Markham dijo, muy divertido:

—De paso yo trataría también de obtener los planos del nido de una yegua[10]. En serio, yo aguardaría a que Doremus nos entregara su informe final.

—Tienes razón —admitió con visible repugnancia Vance—. Pero mi instinto es muy limitado. Adoro la sencillez. Además tengo muy presente a una dama suplicante.

—Mañana, después de haber examinado los planos, te ocuparás de ella.

—No te rías, Markham. La cosa no es para tomarse a broma.

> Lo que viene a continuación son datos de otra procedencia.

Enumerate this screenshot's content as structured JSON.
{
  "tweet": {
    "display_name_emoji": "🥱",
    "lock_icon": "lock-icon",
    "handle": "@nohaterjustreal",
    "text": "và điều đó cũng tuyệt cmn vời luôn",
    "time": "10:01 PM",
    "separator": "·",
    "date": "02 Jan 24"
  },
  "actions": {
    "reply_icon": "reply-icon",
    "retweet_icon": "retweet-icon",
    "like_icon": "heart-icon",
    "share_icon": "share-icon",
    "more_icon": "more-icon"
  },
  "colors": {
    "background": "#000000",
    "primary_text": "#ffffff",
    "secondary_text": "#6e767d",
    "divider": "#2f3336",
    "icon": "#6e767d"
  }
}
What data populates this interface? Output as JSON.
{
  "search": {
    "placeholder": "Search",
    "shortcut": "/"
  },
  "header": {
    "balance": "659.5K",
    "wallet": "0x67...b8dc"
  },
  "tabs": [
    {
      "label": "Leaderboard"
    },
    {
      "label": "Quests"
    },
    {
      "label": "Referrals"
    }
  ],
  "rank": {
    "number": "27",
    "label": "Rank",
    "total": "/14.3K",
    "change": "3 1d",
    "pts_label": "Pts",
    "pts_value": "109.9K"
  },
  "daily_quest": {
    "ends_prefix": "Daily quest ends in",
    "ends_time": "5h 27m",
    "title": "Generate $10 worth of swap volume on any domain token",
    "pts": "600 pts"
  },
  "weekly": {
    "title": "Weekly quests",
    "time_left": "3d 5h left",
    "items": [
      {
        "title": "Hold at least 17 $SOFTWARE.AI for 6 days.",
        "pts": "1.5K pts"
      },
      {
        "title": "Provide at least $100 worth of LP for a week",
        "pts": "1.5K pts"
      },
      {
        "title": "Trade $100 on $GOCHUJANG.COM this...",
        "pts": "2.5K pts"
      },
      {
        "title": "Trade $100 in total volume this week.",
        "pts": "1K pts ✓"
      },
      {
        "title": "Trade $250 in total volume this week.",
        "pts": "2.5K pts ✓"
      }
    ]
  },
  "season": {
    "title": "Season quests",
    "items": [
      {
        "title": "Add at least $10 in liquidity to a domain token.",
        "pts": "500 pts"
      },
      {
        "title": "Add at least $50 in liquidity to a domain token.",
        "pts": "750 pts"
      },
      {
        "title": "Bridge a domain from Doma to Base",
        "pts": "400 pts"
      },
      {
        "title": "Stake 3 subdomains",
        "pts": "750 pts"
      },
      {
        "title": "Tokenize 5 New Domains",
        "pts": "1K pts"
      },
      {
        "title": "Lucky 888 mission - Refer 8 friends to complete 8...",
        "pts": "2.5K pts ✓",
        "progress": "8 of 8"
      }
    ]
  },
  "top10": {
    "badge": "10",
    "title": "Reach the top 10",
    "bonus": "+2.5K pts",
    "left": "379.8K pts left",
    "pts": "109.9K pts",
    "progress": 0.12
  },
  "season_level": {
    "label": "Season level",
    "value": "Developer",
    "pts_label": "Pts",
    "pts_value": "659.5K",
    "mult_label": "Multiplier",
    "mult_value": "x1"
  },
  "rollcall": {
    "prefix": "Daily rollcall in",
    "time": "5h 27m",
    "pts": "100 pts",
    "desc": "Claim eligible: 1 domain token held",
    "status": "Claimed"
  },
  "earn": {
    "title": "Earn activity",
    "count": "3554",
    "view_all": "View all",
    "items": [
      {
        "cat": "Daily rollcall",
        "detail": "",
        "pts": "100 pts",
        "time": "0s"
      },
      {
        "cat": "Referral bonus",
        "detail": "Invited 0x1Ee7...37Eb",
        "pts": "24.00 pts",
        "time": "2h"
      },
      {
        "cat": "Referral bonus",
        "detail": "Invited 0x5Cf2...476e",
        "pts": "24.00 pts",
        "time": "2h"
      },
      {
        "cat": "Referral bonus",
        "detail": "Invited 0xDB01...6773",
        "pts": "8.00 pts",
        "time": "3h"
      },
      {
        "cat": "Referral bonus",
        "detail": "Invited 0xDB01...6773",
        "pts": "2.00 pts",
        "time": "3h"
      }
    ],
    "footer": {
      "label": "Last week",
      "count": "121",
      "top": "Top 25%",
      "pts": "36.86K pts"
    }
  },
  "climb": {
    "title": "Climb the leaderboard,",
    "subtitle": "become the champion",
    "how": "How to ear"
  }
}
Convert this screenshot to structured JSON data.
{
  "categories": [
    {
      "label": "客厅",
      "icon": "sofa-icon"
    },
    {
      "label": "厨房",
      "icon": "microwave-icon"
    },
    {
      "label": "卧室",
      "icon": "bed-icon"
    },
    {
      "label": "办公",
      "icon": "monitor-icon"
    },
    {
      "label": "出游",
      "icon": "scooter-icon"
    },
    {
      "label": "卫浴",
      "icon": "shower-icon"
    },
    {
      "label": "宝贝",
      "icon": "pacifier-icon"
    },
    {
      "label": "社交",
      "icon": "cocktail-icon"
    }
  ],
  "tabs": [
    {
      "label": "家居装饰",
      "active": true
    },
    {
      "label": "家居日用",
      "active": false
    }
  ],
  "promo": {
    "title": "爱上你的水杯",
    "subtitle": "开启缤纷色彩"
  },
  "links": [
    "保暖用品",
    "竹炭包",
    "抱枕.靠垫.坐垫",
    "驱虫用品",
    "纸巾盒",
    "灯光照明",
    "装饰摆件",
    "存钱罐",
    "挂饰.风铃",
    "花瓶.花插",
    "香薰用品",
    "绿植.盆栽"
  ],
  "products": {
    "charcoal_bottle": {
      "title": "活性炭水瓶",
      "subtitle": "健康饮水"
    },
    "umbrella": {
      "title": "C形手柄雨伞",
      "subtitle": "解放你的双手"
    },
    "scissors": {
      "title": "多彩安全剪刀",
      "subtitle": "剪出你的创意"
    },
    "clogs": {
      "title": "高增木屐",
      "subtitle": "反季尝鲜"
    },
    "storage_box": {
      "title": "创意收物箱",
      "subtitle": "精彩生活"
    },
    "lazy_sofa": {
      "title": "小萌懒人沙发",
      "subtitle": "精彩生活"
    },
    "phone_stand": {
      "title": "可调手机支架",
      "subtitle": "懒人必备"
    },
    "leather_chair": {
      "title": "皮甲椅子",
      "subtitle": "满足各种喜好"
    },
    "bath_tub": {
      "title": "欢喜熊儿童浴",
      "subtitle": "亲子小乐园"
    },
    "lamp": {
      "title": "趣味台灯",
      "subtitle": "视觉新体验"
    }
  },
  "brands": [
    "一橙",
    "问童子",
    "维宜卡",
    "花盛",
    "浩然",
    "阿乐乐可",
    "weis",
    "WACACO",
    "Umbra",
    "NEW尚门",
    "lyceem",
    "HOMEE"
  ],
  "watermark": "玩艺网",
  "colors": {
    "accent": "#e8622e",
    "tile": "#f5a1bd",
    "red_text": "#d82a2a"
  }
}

A continuación relató al fiscal con todo lujo de detalles la visita patética que le había hecho Gracia Allen aquella misma tarde a primera hora, cómo le había pedido ayuda, su preocupación por la suerte de Burns y las sugestiones que la compasión le había inspirado para tener ocupada su mente.

—Lo mismo el sargento que yo, le hemos hecho una promesa a su madre —dijo, para terminar— y tras de la visita impulsiva de la muchacha en el día de hoy, quiero que comprendan ustedes que debemos ser considerados, siempre que a ella se le antoje inmiscuirse en nuestros asuntos.

—Tendré sumo placer, por más que me extrañe de ello, en satisfacer ese puntillo sentimental —dijo Markham—. Probablemente no seré yo el llamado a contribuir a esa obra de caridad. Es más: TODA la responsabilidad de la situación será tuya y del sargento.

—Yo nada temo, jefe —dijo Heath—. Esa mistress Allen es una mujercita muy simpática y tiene una hija despabilada como pocas.

Vance le dirigió una sonrisa de agradecimiento.

—¡Ojo, sargento! —le recomendó a pesar de ello—. La mejor manera de dominar la situación es no demostrar exteriormente su simpatía por esas señoras. Con ello inspiraría sospechas a miss Allen. Hay que actuar como quien está tan enterado como ella del fallecimiento de Felipe. Quiero decir que tendrá que ser actor, sargento. ¿Se siente dispuesto a desempeñar ese papel?

—¡Pues claro que sí! —Heath manifestaba entera confianza—. Todavía no soy suficientemente duro para no sentir, de vez en cuando, un nudo en la garganta; sin embargo…

Se interrumpió avergonzado de la sentimental declaración, extemporánea a todas luces, y agregó resuelto:

—¡Caramba! Voy a guardar una impasibilidad igual a la de los idiotas que vemos en ocasiones en una matinée teatral.